Coordenador do Sanar, Alexandre Menezes, fala sobre seus resultados e perspectivas.

Criado em 2011 pela Secretaria de Saúde de Pernambuco (SES-PE), o Programa de Enfrentamento às Doenças Negligenciadas (Sanar) já começa a colher os frutos positivos de sua atuação. A iniciativa está investindo R$ 5,6 milhões em 108 municípios prioritários do Estado, em ações que buscam diminuir e erradicar o índice de infectados por sete doenças relacionadas à pobreza. Em novembro de 2012, o Sanar foi considerado a melhor iniciativa na área de vigilância, prevenção e controle da hanseníase, leishmanioses e outras doenças, também relacionadas à pobreza, na 12ª Mostra Nacional de Experiências Bem Sucedidas em Epidemiologia, Prevenção e Controle de Doenças (Expoepi), em Brasília. Diante dos bons resultados e do reconhecimento, o coordenador do programa, Alexandre Menezes, refletiu sobre o êxito do Sanar em seu segundo ano de atuação e sobre os desafios e perspectivas do projeto, que é pioneiro no País no enfrentamento às doenças negligenciadas.

O que é o Sanar e de que maneira ele atua?
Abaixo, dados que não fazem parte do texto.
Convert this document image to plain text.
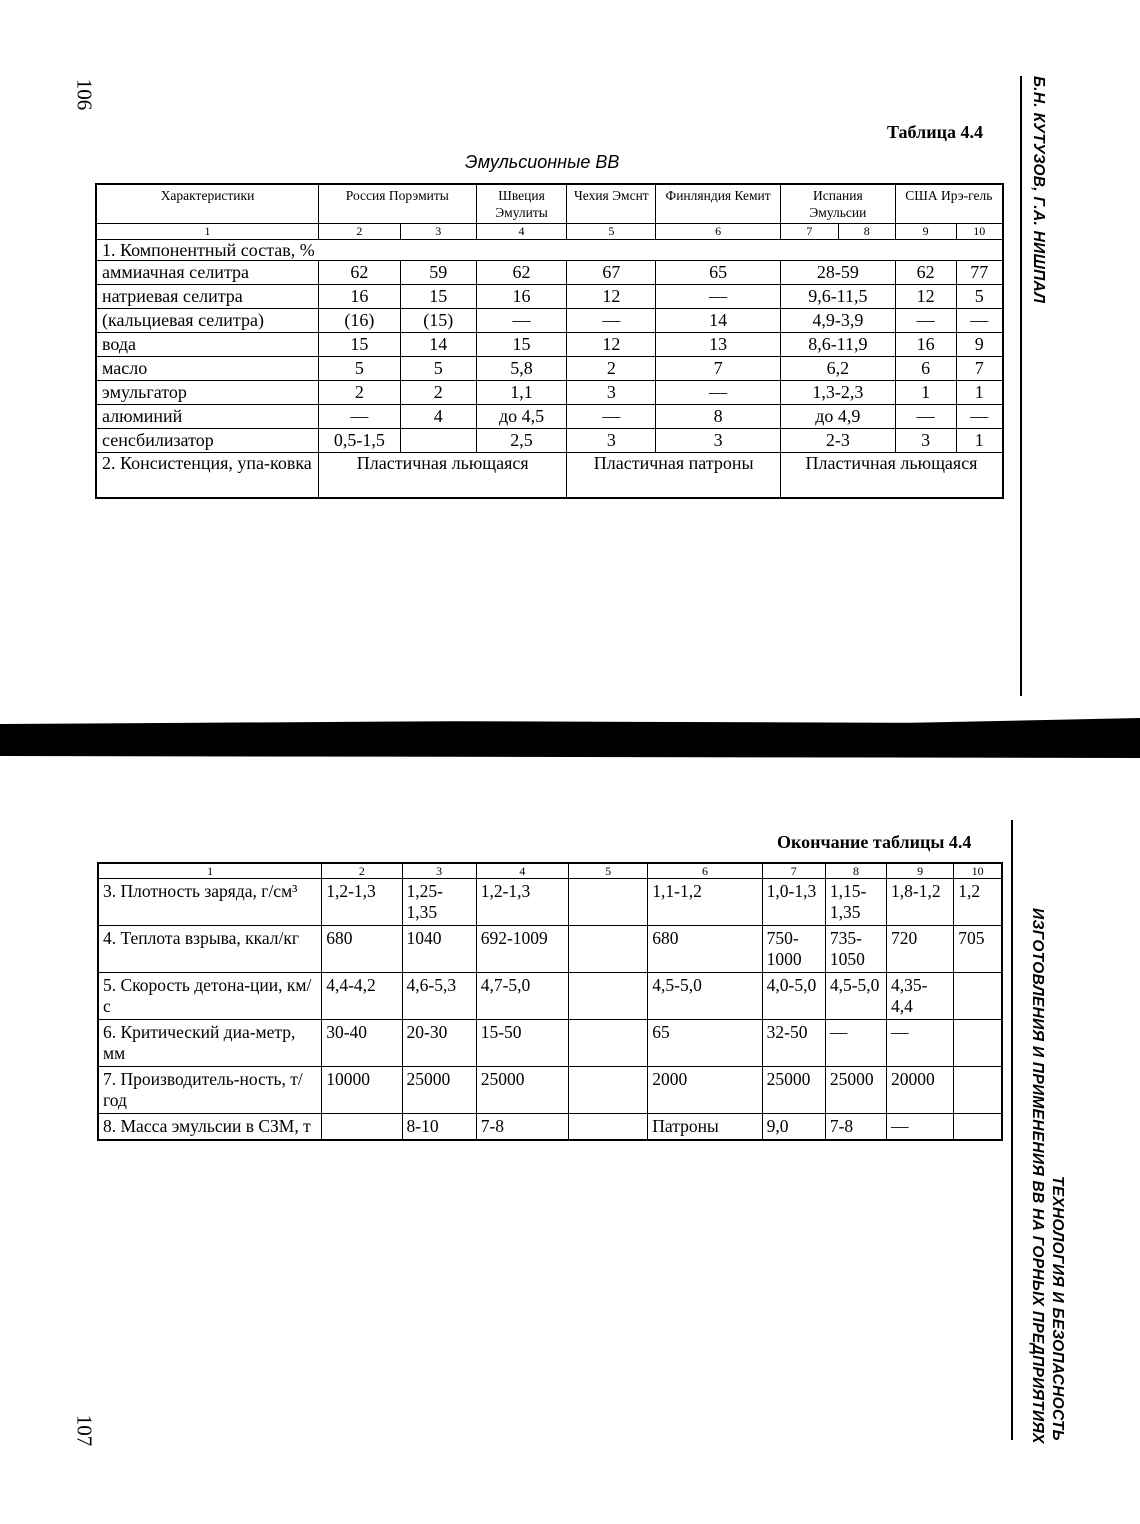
106	Б.Н. КУТУЗОВ, Г.А. НИШПАЛ
Таблица 4.4
Эмульсионные ВВ
Характеристики	Россия Порэмиты		Швеция Эмулиты	Чехия Эмснт	Финляндия Кемит	Испания Эмульсии		США Ирэ-гель	
1	2	3	4	5	6	7	8	9	10
1. Компонентный состав, %									
аммиачная селитра	62	59	62	67	65	28-59		62	77
натриевая селитра	16	15	16	12	—	9,6-11,5		12	5
(кальциевая селитра)	(16)	(15)	—	—	14	4,9-3,9		—	—
вода	15	14	15	12	13	8,6-11,9		16	9
масло	5	5	5,8	2	7	6,2		6	7
эмульгатор	2	2	1,1	3	—	1,3-2,3		1	1
алюминий	—	4	до 4,5	—	8	до 4,9		—	—
сенсбилизатор	0,5-1,5		2,5	3	3	2-3		3	1
2. Консистенция, упа-ковка	Пластичная льющаяся			Пластичная патроны		Пластичная льющаяся			
Окончание таблицы 4.4
ТЕХНОЛОГИЯ И БЕЗОПАСНОСТЬ
ИЗГОТОВЛЕНИЯ И ПРИМЕНЕНИЯ ВВ НА ГОРНЫХ ПРЕДПРИЯТИЯХ
107
1	2	3	4	5	6	7	8	9	10
3. Плотность заряда, г/см³	1,2-1,3	1,25-1,35	1,2-1,3		1,1-1,2	1,0-1,3	1,15-1,35	1,8-1,2	1,2
4. Теплота взрыва, ккал/кг	680	1040	692-1009		680	750-1000	735-1050	720	705
5. Скорость детона-ции, км/с	4,4-4,2	4,6-5,3	4,7-5,0		4,5-5,0	4,0-5,0	4,5-5,0	4,35-4,4	
6. Критический диа-метр, мм	30-40	20-30	15-50		65	32-50	—	—	
7. Производитель-ность, т/год	10000	25000	25000		2000	25000	25000	20000	
8. Масса эмульсии в СЗМ, т		8-10	7-8		Патроны	9,0	7-8	—	
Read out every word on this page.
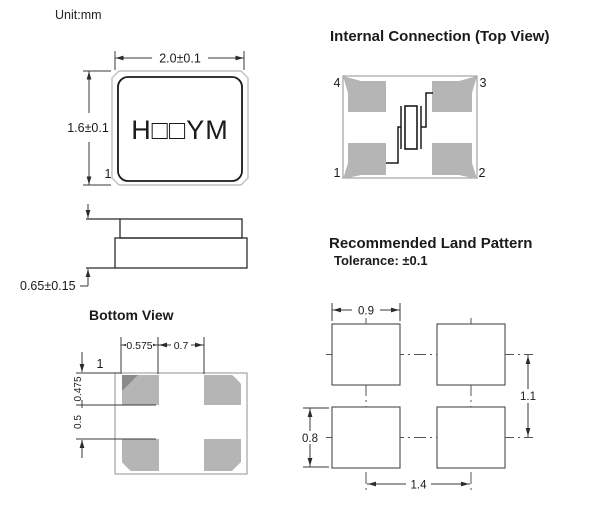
Unit:mm
2.0±0.1
1.6±0.1 H□□YM
1
0.65±0.15
Bottom View
1
0.575 0.7
0.475
0.5
Internal Connection (Top View)
4	3
1	2
Recommended Land Pattern
Tolerance: ±0.1
0.9
0.8
1.4
1.1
O Sanar foi proposto pela gestão atual do Governo do Estado, no sentido de termos, em tempo mais curto, a melhoria de alguns indicadores de doenças que são perpetuadoras da pobreza. Neste sentido, para cada uma das sete doenças foi estabelecida uma estratégia específica. Essa estratégia cumpre o papel do Estado enquanto nível estadual do SUS, que é apoiar tecnicamente, financeiramente e assessorar. Em parte, também executa o que não é tanto o papel do nível do SUS estadual, mas como precisamos melhorar estes indicadores num tempo mais curto, algumas ações estão sendo executadas pela Secretaria de Saúde estadual.

Em 2012 o programa investiu R$ 2,6 milhões em diagnósticos, tratamento coletivo e ações educativas, além de capacitar mais de 1,1 mil profissionais para trabalhar no enfrentamento do tracoma, hanseníase, tuberculose, esquistossomose, filariose, doença de Chagas e helmintíase. O Sanar vem propondo estratégias peculiares para o combate a cada uma destas doenças, típicas em populações de baixa renda, que em algumas localidades de Pernambuco chegam a índices inaceitáveis. A esquistossomose e as verminoses intestinais, a helmintíase, são sérios problemas no Nordeste como um todo. Em áreas críticas, onde temos um número muito alto de pessoas infectadas, o Estado tem realizado a ação de tratamento em massa, que no Brasil chamamos de tratamento coletivo. O tratamento coletivo é uma parte da execução, do papel de executor que o Estado está fazendo, ou seja, elegemos cerca de 90 localidades, onde moram cerca de 110 mil pessoas, e estamos fazendo tratamento coletivo nessas localidades, com o apoio dos municípios, do nível municipal do SUS.

Outra ação que também compõe o Sanar é a organização de uma rede de referências para casos mais graves destas sete doenças. Voltando para a esquistossomose, nos casos em que os pacientes têm a forma mais grave da doença e que precisam de um tratamento especializado, como exame de imagem ou uma cirurgia, algo mais complexo e o nível municipal não apresenta a resolução, o Estado está estruturando uma rede, negociando com alguns hospitais, tanto públicos, de gestão estadual, como de gestão federal, como é o Hospital das Clínicas da UFPE, e alguns conveniados, para que a gente formalize uma rede. Isto está sendo feito para que, quando um problema grave é detectado pela atenção básica do município, o paciente possa seguir claramente por um caminho que é conhecido por todo mundo na atenção básica. Ou seja, ele não vai ficar batendo em portas sem saber onde vai ser atendido. Ele ser atendido rápido.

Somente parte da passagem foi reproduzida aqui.